Stan’s two room apartment on Albemarle Street, where he lived his last ten
years before he died, in the late evenings you could hear him cursing and
yelling and fighting with his demons, as if they were dragging him, or he was
dragging them about, and the window often—more often than not, wide-open in the
middle of winter.
He was a tall man and never wanted to be
bothered much—he per near lived at the
bar, some one-hundred feet away from his apartment, they called him Big Bird (he was all of six-foot six; thin as a
string bean). He read
the Alcoholics Anonymous Big Book, so he told me, once upon a time; he had it
on his built in the wall bookshelf—I seen it there, but at the end, it didn’t
do him much good. But evidently, he had found sobriety at one time and it
lasted a good year or so, so I heard from the grapevine.
When drunk, you could hear him all the
way down the halls and through the walls, and into the residing apartment next
to his (which was my
apartment at the time), —in
particularly, when he had those heated fits with his demons.
Few people in those days saw him smile,
he was seventy-two years old when he up and died of cancer. Made his last rent payment while in the
hospital; the new folks that now rent the apartment next to Stan’s, sometimes,
they say, you can hear old Stan still bellowing, and he’s got the T.V. on loud
trying to drawn the sound of his yelling out.
I used to go over to Stan’s apartment
when I lived across the hall from him, and tell him to turn the television
down, this was in the wee hours of the night, or morning, and when he’d open
his door, I’d just look at what a mess he was making of trying to live with his
demons in his apartment. He didn’t offer much conversation, he’d just stand and
look at me in his hopeless topsy-turvy, doughty look, standing there trying to
think of what I just said, and what to say, and he’d mumble something like:
“Yaw, the television, I better turn the
television down, that’s right, I’ll turn it down—sorry about that, okay!”

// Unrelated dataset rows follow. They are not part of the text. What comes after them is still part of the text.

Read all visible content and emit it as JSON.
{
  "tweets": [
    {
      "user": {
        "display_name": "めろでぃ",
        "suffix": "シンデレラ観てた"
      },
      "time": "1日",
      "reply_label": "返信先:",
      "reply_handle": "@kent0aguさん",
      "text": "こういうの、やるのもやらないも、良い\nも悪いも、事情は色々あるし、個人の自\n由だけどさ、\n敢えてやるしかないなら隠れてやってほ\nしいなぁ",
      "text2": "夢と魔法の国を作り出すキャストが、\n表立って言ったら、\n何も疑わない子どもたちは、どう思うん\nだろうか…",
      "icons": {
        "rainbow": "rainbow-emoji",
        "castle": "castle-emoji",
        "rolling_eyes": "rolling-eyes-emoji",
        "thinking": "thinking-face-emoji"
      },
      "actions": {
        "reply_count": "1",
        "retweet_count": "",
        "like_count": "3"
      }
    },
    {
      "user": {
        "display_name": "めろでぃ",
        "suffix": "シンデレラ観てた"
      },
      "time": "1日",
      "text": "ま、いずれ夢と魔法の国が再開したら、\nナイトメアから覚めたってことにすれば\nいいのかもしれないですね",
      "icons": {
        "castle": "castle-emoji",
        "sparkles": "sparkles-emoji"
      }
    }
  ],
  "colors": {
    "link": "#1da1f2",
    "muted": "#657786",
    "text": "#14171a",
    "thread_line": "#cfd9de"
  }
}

Then he’d turnabout, and per near, slam
the door in my face.
So after a few years he got cancer, his
daughter came over now and then and cleaned the apartment now and then and
washed his cloths, then he ended up in the hospital—; the awful part about it
was, he paid his rent those last two months from his hospital bed, never to return
to his apartment, but that was all he had in life: that apartment, and that Big
Book on the shelf, collecting dust, and that was all he had but the booze, and
that he had no longer; and he looked the first day I saw him, just the same as
the last day I saw him.
What can one say to such a story? When
you’re young you don’t know what path you’ll lead? For him, at the end, it was trackless. No
faultfinding, no hurting—for he is long dead now, this refuge of alcoholism he
sought, is not a release from all misery, rather it is the transcending of
misery arising from misery. To Old Stan,
I suppose it was indeed a refuge secure, the only one, and best one he could
find, knew of, as a person with little and at times no affability. In a like manner, to be just, it is hard to
come by a person of nobility, not everywhere is he born.